Crazy Dies Slow, Mean and Ugly

ugly cowboy

I didn’t click the stopwatch, but I estimate the duration of time during which Republicans were engaged in deep and serious reflection over the reasons for their 2012 electoral gutting clocked in at around four minutes. Time flies when it isn’t really much time at all. Frankly, I had few illusions about prospective evolutionary advancement on the Republican right. Deep introspection just isn’t in the nature of batshit.

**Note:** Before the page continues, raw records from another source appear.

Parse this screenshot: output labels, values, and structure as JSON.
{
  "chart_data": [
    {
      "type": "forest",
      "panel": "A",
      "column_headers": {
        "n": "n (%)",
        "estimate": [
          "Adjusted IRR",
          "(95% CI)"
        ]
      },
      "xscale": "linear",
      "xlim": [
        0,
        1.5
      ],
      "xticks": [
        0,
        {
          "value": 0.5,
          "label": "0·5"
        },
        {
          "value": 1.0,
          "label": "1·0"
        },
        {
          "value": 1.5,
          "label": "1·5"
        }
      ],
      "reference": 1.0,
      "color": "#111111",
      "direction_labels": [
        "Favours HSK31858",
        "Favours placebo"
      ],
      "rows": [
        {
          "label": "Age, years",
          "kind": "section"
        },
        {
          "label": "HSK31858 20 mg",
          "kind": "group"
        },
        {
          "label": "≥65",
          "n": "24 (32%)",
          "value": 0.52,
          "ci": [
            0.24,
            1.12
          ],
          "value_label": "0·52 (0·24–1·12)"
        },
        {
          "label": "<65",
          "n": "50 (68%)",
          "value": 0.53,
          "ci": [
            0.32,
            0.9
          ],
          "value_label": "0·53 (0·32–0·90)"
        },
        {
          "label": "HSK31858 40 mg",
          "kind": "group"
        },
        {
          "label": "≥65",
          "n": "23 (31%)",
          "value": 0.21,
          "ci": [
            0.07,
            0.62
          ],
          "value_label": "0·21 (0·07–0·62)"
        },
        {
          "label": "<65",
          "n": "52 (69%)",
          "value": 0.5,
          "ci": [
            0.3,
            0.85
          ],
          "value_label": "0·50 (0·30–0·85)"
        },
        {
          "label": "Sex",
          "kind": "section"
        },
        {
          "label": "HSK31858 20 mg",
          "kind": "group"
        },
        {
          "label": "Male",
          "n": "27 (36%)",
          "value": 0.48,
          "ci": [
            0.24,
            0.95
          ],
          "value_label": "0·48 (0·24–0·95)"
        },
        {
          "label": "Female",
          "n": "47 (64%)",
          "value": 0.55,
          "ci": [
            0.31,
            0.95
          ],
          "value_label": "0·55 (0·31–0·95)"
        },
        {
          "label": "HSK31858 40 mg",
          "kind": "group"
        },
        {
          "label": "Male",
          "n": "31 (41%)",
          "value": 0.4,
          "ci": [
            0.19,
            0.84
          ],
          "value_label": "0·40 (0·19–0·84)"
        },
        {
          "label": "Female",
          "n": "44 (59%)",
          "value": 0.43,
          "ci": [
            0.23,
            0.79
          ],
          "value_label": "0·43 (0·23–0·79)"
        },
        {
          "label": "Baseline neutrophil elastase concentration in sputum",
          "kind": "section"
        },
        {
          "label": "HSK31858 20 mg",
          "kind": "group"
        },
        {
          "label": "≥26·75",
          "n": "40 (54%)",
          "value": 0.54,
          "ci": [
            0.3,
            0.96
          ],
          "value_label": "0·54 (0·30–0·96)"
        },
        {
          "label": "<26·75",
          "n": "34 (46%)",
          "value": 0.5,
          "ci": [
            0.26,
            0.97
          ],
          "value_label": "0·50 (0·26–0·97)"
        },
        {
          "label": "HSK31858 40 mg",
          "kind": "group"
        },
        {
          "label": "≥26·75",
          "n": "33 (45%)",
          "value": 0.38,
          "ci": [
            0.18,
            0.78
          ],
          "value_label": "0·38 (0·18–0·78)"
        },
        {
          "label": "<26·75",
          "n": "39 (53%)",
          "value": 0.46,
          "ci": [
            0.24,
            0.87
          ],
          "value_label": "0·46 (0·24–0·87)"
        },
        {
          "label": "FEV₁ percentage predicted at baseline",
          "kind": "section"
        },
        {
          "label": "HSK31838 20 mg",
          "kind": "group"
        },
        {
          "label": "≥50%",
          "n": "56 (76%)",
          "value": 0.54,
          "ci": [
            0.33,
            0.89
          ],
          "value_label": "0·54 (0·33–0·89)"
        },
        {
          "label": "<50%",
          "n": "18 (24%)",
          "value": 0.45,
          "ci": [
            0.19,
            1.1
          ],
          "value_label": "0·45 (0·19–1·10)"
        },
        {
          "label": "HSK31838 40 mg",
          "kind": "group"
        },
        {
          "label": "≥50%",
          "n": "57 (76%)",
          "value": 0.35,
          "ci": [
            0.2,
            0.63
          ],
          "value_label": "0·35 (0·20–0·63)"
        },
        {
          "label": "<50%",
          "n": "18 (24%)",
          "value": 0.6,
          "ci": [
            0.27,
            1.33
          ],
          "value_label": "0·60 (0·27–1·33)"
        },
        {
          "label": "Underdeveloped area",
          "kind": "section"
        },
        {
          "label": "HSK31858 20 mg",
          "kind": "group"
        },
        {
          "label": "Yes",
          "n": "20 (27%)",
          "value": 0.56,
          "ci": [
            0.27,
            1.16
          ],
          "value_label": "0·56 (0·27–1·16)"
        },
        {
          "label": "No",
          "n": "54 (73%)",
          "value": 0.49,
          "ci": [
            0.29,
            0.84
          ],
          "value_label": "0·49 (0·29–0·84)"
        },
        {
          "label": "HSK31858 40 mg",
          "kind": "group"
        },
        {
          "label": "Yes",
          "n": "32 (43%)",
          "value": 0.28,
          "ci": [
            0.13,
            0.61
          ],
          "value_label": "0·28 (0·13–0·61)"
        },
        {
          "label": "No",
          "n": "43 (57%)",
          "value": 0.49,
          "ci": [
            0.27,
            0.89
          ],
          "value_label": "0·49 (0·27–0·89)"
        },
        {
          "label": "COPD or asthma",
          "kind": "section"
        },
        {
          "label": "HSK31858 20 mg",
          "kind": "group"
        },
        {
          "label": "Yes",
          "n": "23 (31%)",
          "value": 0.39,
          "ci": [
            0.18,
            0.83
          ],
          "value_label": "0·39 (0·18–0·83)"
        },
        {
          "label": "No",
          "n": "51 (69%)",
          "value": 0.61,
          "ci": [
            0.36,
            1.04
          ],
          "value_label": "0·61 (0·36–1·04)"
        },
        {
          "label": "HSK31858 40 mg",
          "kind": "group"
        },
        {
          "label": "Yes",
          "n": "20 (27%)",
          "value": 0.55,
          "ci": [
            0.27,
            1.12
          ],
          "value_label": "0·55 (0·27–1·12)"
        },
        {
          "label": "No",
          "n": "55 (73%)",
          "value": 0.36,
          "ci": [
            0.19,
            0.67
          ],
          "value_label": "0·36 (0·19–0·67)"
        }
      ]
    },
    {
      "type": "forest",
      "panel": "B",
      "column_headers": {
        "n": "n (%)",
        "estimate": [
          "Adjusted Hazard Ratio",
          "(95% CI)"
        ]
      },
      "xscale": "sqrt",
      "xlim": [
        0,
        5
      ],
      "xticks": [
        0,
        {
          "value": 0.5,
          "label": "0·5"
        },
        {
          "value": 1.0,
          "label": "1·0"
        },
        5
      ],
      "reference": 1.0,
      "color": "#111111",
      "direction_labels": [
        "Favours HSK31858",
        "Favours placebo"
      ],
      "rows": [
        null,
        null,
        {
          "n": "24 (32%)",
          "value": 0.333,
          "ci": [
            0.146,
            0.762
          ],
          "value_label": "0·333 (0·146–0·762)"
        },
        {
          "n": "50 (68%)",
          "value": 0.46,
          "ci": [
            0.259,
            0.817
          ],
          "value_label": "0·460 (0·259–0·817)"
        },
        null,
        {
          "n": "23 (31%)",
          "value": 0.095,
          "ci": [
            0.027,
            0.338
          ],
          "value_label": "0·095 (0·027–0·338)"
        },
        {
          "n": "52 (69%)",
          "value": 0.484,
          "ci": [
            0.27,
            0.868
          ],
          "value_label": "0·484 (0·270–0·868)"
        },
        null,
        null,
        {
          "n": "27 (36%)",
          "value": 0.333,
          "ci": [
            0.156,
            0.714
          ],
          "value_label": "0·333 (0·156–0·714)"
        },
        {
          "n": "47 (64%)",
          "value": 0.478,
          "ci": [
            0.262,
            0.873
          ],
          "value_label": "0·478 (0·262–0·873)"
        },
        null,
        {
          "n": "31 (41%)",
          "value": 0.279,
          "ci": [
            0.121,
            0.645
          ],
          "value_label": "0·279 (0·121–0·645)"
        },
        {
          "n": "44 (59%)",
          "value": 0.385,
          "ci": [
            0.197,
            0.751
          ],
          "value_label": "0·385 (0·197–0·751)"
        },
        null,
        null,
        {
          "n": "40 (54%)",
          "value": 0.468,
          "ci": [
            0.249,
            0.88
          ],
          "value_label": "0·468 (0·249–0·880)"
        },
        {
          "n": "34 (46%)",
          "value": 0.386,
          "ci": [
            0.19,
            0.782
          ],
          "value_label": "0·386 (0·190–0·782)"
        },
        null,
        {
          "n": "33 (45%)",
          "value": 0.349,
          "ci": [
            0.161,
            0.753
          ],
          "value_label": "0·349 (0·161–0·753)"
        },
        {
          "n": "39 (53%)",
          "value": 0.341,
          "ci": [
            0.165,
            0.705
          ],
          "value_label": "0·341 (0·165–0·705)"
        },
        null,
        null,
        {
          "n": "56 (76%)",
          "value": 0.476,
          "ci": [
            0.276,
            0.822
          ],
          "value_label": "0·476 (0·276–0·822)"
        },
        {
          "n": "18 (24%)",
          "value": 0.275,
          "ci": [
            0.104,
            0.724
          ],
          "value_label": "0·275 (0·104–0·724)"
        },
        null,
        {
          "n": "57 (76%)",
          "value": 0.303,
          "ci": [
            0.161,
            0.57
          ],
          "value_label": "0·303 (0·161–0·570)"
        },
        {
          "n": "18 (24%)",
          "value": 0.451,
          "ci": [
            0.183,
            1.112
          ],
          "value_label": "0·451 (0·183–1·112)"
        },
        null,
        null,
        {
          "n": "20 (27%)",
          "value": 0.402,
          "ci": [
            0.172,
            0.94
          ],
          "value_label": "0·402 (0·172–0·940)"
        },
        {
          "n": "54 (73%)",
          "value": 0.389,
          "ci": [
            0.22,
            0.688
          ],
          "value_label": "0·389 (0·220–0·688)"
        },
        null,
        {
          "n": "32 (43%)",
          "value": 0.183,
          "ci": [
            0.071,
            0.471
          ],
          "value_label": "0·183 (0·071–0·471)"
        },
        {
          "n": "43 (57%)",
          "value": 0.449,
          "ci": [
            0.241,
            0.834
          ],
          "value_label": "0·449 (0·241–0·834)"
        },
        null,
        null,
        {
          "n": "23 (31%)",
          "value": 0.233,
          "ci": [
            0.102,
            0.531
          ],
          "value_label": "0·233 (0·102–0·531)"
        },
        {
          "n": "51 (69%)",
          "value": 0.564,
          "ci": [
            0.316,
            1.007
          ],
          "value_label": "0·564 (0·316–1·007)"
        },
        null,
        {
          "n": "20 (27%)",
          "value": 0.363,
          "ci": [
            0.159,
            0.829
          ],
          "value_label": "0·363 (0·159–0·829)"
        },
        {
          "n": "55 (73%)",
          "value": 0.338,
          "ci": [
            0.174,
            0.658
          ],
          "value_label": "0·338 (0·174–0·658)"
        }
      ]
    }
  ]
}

In fairness, there have been tribunes of saneness in the conservative thinking class but they continue to falter against a brick wall of obdurate ideological wiggery and a Republican Party wedded to screwy dogma and impulsively belligerent toward enormous swaths of the country. Far from persuaded that appealing to a changing electorate or revamped ideas are the way to proceed, Republicans in places like Virginia, Ohio and Pennsylvania, battleground states that incidentally Romney lost, have begun proposing monkeying around with the way in which their states assign electoral votes.

The brainiacs of sore loserdom have come up with the wretchedly odoriferous ruse of throwing away the practice of assigning all the electoral votes in their states to the candidate who wins the majority of votes, majority rule apparently having become tiresome as the majority increasingly hates your guts.  Instead, electoral votes would be assigned on the basis of which candidate carries congressional districts, districts conveniently, not coincidentally, that have been gerrymandered to favor Republicans. Said gerrymandering is the reason that while Democrats received a majority of votes for the House of Representatives in the last election Republicans retained control.

This is one way to control a country while retaining the luxury of publically expressing disdain for a considerable majority of its citizens. It isn’t too democratic, but neither is the hegemony of a wealthy and corporate elite for which this party spends all of its waking hours insuring. Part of the same project of democratic evasion was the law Republican legislators sneaked to a vote and passed in stealth making Michigan a “right-to-work” state, in other words crippling the political leverage of labor unions, financially hammering their members and suppressing the wages of every worker in the state. If the goal was to give the middle finger to the middle class and to reiterate Republicans’ disdain for it and for economic fairness of any kind this was a stellar move. A rededication to finding new ways to appeal to voters and reduce the insularity of Republican politics to majority sentiment it was not.  So much for the Republican Era of Introspection, all 240 seconds worth.

And then you have Republican members of congress, who will be forced to yield on the “fiscal cliff,” now threatening to throw the nation into default again in spring unless the safety net is ripped to bits and pieces. Watching Republicans chase after Medicare and Social Security with a tire iron so soon after the last election when they pretended to deeply care about them reminds one that talk of Republican reform and rejuvenation aside, sometimes assholes simply can’t rehabilitate.